O senador Zequinha Marinho (Podemos-PA), em pronunciamento na terça-feira (10), destacou a necessidade de investimentos e melhorias na infraestrutura hidroviária do estado do Pará. O parlamentar lamentou a falta de avanços na hidrovia Araguaia-Tocantins, principalmente no trecho entre Marabá e a Hidrelétrica de Tucuruí, uma obra que, na sua opinião, enfrenta obstáculos políticos e burocráticos há décadas.

Zequinha criticou o pedido recente do Ministério Público Federal para cancelar a licença ambiental concedida pelo Ibama para a derrocagem do Pedral do Lourenço. Segundo o parlamentar, essa obra é essencial para garantir a navegabilidade ao longo de toda a hidrovia. O projeto visa remover as pedras que atualmente impedem a navegação no rio Tocantins durante o ano todo. O senador expressou preocupação com o pedido do Ministério Público e questionou a postura do órgão diante do desenvolvimento do país.

— A licença do Ibama para o derrocamento do Pedral do Lourenço foi concedida em 2022, após um longo período para superarem os entraves, sobretudo,  os ambientais. Para se ter uma ideia da magnitude e da importância dessa obra na vida dos brasileiros, gostaria de lembrar aqui que a hidrovia é composta por quatro bacias hidrográficas: Araguaia, Marajó, Pará e Tocantins. No entanto, apenas quatro trechos da hidrovia são usados para a navegação, o que representa 1.500 km navegáveis. Com o derrocamento do Pedral do Lourenço, esse trecho poderia praticamente dobrar e integrar essa hidrovia à do rio Amazonas — observou.

Zequinha também mencionou dados da Confederação Nacional do Transporte (CNT), que indicam que o Brasil possui aproximadamente 63.000 km de rios com potencial de navegação, mas apenas 30% deles é utilizado para o transporte de cargas e de passageiros. 

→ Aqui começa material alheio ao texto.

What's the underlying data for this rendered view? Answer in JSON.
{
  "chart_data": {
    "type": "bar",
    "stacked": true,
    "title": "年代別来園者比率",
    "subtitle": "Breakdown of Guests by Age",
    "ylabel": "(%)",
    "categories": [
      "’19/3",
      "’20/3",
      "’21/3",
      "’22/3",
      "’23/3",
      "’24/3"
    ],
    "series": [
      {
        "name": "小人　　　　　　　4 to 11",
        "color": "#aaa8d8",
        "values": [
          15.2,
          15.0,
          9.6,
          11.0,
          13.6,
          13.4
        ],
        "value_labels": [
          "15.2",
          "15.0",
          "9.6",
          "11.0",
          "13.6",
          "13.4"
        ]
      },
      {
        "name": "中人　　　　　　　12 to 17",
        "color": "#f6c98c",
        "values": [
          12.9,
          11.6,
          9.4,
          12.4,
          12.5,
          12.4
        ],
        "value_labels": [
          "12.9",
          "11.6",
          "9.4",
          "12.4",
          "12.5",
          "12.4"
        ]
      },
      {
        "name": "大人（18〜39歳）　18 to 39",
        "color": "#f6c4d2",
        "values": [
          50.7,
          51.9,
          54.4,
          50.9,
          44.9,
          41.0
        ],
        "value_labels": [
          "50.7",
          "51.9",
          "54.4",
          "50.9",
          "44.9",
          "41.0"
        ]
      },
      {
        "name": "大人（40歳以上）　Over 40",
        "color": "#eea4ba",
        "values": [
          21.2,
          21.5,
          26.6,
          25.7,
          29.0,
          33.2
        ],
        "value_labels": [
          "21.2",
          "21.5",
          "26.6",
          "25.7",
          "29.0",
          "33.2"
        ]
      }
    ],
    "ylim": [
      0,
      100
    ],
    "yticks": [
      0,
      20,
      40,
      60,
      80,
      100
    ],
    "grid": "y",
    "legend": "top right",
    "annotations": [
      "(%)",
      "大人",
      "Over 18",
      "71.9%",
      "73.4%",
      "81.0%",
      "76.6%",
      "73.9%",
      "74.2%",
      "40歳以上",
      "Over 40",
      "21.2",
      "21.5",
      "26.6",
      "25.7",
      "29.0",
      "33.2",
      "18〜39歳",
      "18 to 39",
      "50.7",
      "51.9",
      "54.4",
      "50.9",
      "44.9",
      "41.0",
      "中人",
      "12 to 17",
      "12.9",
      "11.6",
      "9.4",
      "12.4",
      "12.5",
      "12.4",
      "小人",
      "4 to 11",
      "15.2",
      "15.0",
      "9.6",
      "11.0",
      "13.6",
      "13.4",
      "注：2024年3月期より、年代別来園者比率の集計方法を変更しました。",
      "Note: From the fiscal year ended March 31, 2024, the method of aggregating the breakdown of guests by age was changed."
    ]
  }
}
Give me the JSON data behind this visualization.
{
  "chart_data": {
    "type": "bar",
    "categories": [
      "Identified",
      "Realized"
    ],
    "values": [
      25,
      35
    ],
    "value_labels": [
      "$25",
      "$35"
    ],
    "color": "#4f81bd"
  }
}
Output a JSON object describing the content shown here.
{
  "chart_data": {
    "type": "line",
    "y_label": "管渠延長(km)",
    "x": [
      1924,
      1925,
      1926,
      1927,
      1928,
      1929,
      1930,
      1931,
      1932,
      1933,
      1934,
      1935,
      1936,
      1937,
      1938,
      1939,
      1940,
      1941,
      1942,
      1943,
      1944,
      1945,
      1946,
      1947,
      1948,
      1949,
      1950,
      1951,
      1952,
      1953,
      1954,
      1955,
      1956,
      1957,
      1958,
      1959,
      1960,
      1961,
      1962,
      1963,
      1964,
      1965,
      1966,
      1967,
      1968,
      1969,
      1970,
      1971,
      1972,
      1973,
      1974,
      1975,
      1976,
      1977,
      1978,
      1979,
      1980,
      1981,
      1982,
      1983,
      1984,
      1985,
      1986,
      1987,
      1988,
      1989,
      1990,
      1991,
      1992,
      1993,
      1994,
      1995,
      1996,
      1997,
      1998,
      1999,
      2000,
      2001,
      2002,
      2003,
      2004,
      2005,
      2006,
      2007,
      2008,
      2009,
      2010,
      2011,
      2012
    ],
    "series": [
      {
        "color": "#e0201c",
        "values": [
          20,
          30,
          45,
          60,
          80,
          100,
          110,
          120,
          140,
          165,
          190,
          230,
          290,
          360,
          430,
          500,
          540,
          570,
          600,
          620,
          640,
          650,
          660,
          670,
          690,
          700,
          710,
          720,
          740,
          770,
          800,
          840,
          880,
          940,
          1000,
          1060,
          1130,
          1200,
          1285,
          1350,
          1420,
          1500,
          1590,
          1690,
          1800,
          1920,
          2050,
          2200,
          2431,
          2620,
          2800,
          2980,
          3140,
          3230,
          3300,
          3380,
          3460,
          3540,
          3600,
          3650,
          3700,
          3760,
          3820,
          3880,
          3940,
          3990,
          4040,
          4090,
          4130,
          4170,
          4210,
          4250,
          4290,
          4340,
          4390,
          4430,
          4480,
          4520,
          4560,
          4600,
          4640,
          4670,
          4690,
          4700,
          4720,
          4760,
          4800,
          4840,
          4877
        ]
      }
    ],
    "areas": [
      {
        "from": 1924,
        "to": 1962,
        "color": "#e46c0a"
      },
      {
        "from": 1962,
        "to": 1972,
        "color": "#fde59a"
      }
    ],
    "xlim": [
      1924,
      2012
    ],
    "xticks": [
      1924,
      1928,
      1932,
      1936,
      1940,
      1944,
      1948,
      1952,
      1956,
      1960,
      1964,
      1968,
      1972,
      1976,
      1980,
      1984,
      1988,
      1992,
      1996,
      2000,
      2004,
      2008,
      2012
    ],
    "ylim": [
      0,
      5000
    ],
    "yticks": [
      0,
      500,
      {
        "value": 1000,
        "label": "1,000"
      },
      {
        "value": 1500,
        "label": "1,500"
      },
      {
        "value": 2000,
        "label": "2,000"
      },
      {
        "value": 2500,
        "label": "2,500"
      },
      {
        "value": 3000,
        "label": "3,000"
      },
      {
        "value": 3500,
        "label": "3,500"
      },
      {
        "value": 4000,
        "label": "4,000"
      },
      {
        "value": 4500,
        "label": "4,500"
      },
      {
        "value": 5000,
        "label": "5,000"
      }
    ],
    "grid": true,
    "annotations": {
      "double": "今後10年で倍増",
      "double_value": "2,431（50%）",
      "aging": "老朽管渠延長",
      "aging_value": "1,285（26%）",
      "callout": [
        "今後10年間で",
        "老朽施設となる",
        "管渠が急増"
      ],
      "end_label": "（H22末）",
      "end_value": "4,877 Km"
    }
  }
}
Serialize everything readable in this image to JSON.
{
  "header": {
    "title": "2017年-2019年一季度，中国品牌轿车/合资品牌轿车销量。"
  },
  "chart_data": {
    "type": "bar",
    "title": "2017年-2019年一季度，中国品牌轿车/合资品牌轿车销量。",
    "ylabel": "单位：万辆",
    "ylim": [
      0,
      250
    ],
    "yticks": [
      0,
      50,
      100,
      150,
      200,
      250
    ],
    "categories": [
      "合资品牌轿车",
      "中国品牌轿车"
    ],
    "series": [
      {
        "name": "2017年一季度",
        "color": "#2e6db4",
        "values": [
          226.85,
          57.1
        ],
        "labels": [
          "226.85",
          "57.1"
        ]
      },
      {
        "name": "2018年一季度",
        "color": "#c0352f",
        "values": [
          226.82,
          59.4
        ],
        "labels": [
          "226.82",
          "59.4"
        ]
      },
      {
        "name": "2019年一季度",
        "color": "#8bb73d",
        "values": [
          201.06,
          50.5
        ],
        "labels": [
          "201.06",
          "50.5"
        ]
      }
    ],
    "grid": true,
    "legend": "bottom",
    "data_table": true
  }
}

Além disso, o senador mencionou problemas relacionados ao saneamento básico no Pará, incluindo altos custos de energia elétrica e combustíveis, problemas com a qualidade das rodovias e a falta de saneamento básico. Ele mencionou um relatório publicado pela Folha de S.Paulo, que registra que apenas 2,38% da população em Belém tem acesso ao tratamento de esgoto o que, segundo ele, contribui para a disseminação de doenças e a crise de lixo nos oceanos.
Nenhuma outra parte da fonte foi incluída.